Prejudice and Classism in today’s society


Cambridge dictionary defines prejudice as “an unfair and unreasonable opinion or feeling, especially when formed without enough thought or knowledge “… But what really is prejudice? In the Arabic language there are roots of specific words that create the meaning of such word. If we look at the word “prejudice” we can easily figure out the meaning, “pre” meaning before or prior and “judice” to judge.

This prefixes and root words put together means to judge before without context, facts, nor evidence. There cannot be an accurate judgement this way and it is unfair.

These facts and evidence come from knowledge and research which led us to the truth. How to find such truths, well this is where the news, reporters, researchers, and journalist come into play. But now more than ever we have to turn away from the news and media streams cause a high percentage of it has been non-factual or reports a low amount of facts and we are left to do research. This is actually a great way to find the truth – to go and experience different things and acquire the knowledge to draw their own conclusions.

So, this takes me to the next point of class: that the media would make us believe that the glamorous life some rich people live is the real life. Why else would it be that now days there are more and more celebrities showcasing their life? With glamor and fame there are issues which are not necessarily showcased. But such things create a sense of consumerism in us and we feel that we have to do this in order to feel fulfilled. Then we realise the gap. Mainly the gap is in wealth, which is one of the many determinations of classism. This makes people think 1) they must have and need this (which is not true) 2) that if they do not have these certain things that they are being told that they should have then they do not belong in a particular setting and people will look down on them. Yet in reality that shouldn’t be the case. We should have what we need to survive and if we have the means for luxury then great, but if not we should be satisfied. Thanks to consumerism that might not be the case.

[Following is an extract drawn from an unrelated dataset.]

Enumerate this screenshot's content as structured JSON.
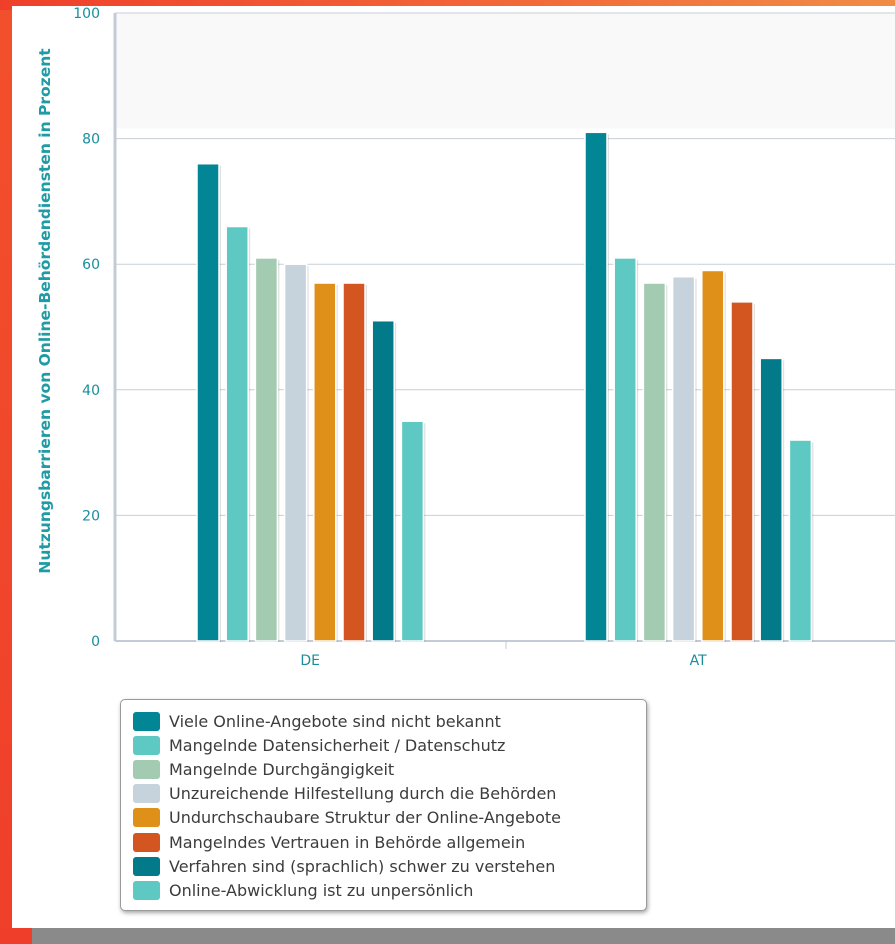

Classism, like many of the other isms, creates division and segregation between groups of people. The biggest contribution to classism in my opinion comes from consumerism and materialism which are making the gap even larger between socioeconomical classes. In regard to classism, both education (which doesn’t need to be higher than a high school diploma) and economic situation effect the social aspect. In most situations the social part is that we can get a good job or get into a university or college primarily through the connections we have. Hence some people might have the best education and yet not have the best jobs.

I stated above that social aspect is the most effective because wealth can come and go, yet education does not determine class because we see countless exceptions to that. Along with skills and ability, they can be learned through time and effort, but with the social aspect the people we know and the connections we have are what the determining factor.

From experience, when I finished my education here in America and went to Egypt, being educated in America is considered a “high degree of achievement” and the experiences I did with non-profits and other organization for the duration of my 4 year education did not net me any opportunities to work in Egypt. Even though I come from a good standing “class” in Egypt, I have seen that some of the people that took the jobs I applied for or in generally speaking, were educated in Egypt, are dropouts. Yet I saw that they had a friend of a friend or friend of the family or some degree of social network relation to the hire manager, and that was the factor in them getting the job.

The above is just one aspect of Classism that could be affected by social networking. Other aspects of classism would be education, wealth, status etc. I only highlighted from my experience what I believe to be an important aspect that can cause a domino effect.